The introduction of HMRC’s Time to Pay arrangement indicates an understanding of the problems facing limited companies in this challenging economy, and a willingness to assist businesses facing genuine cash flow problems.
This formal agreement with HMRC allows you extra time to pay your tax bill, with certain caveats:
You must be completely honest with HMRC about your company’s financial position. If they suspect that you are insolvent, or they agree to an instalment plan only to discover later that you misled them during negotiations, any arrangement will be cancelled and the business could be liquidated.

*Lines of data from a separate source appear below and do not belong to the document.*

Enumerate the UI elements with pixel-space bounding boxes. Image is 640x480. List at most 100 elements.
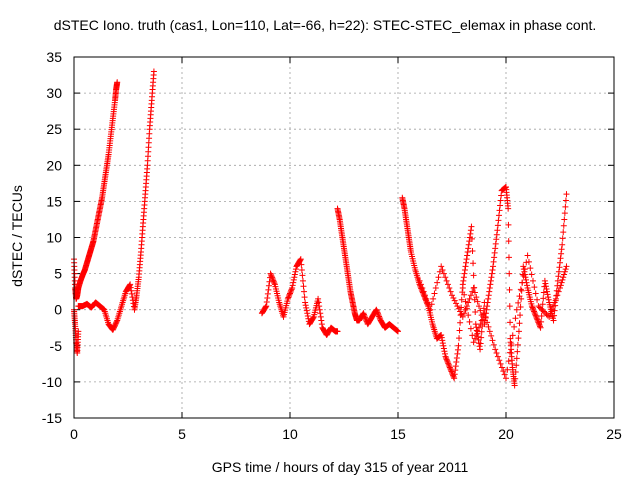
data-point: [423, 295, 430, 302]
data-point: [299, 277, 306, 284]
data-point: [470, 260, 477, 267]
data-point: [443, 277, 450, 284]
data-point: [486, 285, 493, 292]
data-point: [290, 279, 297, 286]
data-point: [490, 263, 497, 270]
data-point: [505, 254, 512, 261]
data-point: [419, 285, 426, 292]
data-point: [505, 205, 512, 212]
y-tick-label: -5: [50, 338, 63, 354]
data-point: [435, 274, 442, 281]
data-point: [362, 314, 369, 321]
data-point: [497, 360, 504, 367]
data-point: [551, 307, 558, 314]
data-point: [487, 281, 494, 288]
tick-labels: 0 5 10 15 20 25 -15 -10 -5 0 5 10 15 20 25 30 35: [42, 49, 622, 442]
data-point: [531, 284, 538, 291]
data-point: [447, 288, 454, 295]
data-point: [467, 292, 474, 299]
data-point: [460, 274, 467, 281]
data-point: [286, 291, 293, 298]
data-point: [490, 341, 497, 348]
data-point: [285, 293, 292, 300]
data-point: [440, 345, 447, 352]
data-point: [268, 273, 275, 280]
data-point: [292, 268, 299, 275]
y-tick-label: 15: [46, 193, 62, 209]
data-point: [473, 294, 480, 301]
data-point: [541, 277, 548, 284]
data-point: [269, 274, 276, 281]
y-tick-label: 10: [46, 230, 62, 246]
data-point: [521, 266, 528, 273]
data-point: [263, 299, 270, 306]
data-point: [444, 281, 451, 288]
data-point: [264, 290, 271, 297]
data-point: [438, 331, 445, 338]
data-point: [551, 312, 558, 319]
data-point: [440, 342, 447, 349]
data-point: [420, 288, 427, 295]
x-tick-label: 5: [178, 426, 186, 442]
data-point: [270, 278, 277, 285]
data-point: [536, 304, 543, 311]
data-point: [501, 371, 508, 378]
y-tick-label: 30: [46, 85, 62, 101]
data-point: [552, 295, 559, 302]
data-point: [360, 310, 367, 317]
data-point: [128, 287, 135, 294]
data-point: [492, 245, 499, 252]
data-point: [376, 314, 383, 321]
data-point: [449, 292, 455, 299]
data-point: [531, 309, 538, 316]
data-point: [464, 248, 471, 255]
data-point: [485, 292, 492, 299]
data-point: [316, 306, 323, 313]
data-point: [446, 363, 453, 370]
data-point: [550, 317, 557, 324]
data-point: [471, 335, 478, 342]
data-point: [533, 313, 540, 320]
data-point: [466, 318, 473, 325]
data-point: [563, 263, 570, 270]
data-point: [508, 340, 515, 347]
data-point: [524, 282, 531, 289]
data-point: [494, 353, 501, 360]
data-point: [480, 313, 487, 320]
data-point: [496, 357, 503, 364]
data-point: [557, 255, 564, 262]
data-point: [509, 332, 516, 339]
data-point: [539, 307, 546, 314]
data-point: [480, 305, 487, 312]
series-arc6: [416, 183, 570, 389]
data-point: [459, 285, 466, 292]
data-point: [477, 321, 484, 328]
data-point: [114, 79, 121, 86]
data-point: [424, 299, 431, 306]
data-point: [519, 279, 526, 286]
data-point: [542, 283, 549, 290]
x-tick-label: 0: [70, 426, 78, 442]
data-point: [506, 286, 513, 293]
data-point: [439, 340, 446, 347]
data-point: [469, 248, 476, 255]
data-point: [360, 311, 367, 318]
data-point: [477, 346, 484, 353]
data-point: [545, 294, 552, 301]
data-point: [451, 297, 458, 304]
data-point: [466, 295, 473, 302]
data-point: [438, 334, 445, 341]
data-point: [532, 311, 539, 318]
data-point: [304, 310, 311, 317]
data-point: [128, 290, 135, 297]
data-point: [537, 324, 544, 331]
data-point: [263, 303, 270, 310]
data-point: [462, 306, 469, 313]
data-point: [317, 313, 324, 320]
data-point: [302, 299, 309, 306]
data-point: [302, 302, 309, 309]
data-point: [375, 312, 382, 319]
data-point: [543, 285, 550, 292]
data-point: [468, 235, 475, 242]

They prefer to be contacted prior to a tax payment falling due, rather than deal with arrears. Although arrears can be included within a Time to Pay arrangement, contacting them as soon as you foresee a problem demonstrates a degree of financial control and transparency of operations.
Time to Pay arrangements are only offered to companies temporarily unable to pay their tax liabilities. If an instalment plan is agreed, and you spend money on something other than your tax bill, you will be penalised if this comes to light.
An extended payment period of up to a year is common with a Time to Pay arrangement, and although the overall debt is not reduced, this added time relieves some of the pressures on a company that is already struggling.
It should be noted that a failed Time to Pay arrangement can be disastrous for a debtor, often leading to HMRC attempting to close the limited company in order to recoup its debt. This is why you need to ensure that no payments are missed or late for the entire term of the arrangement.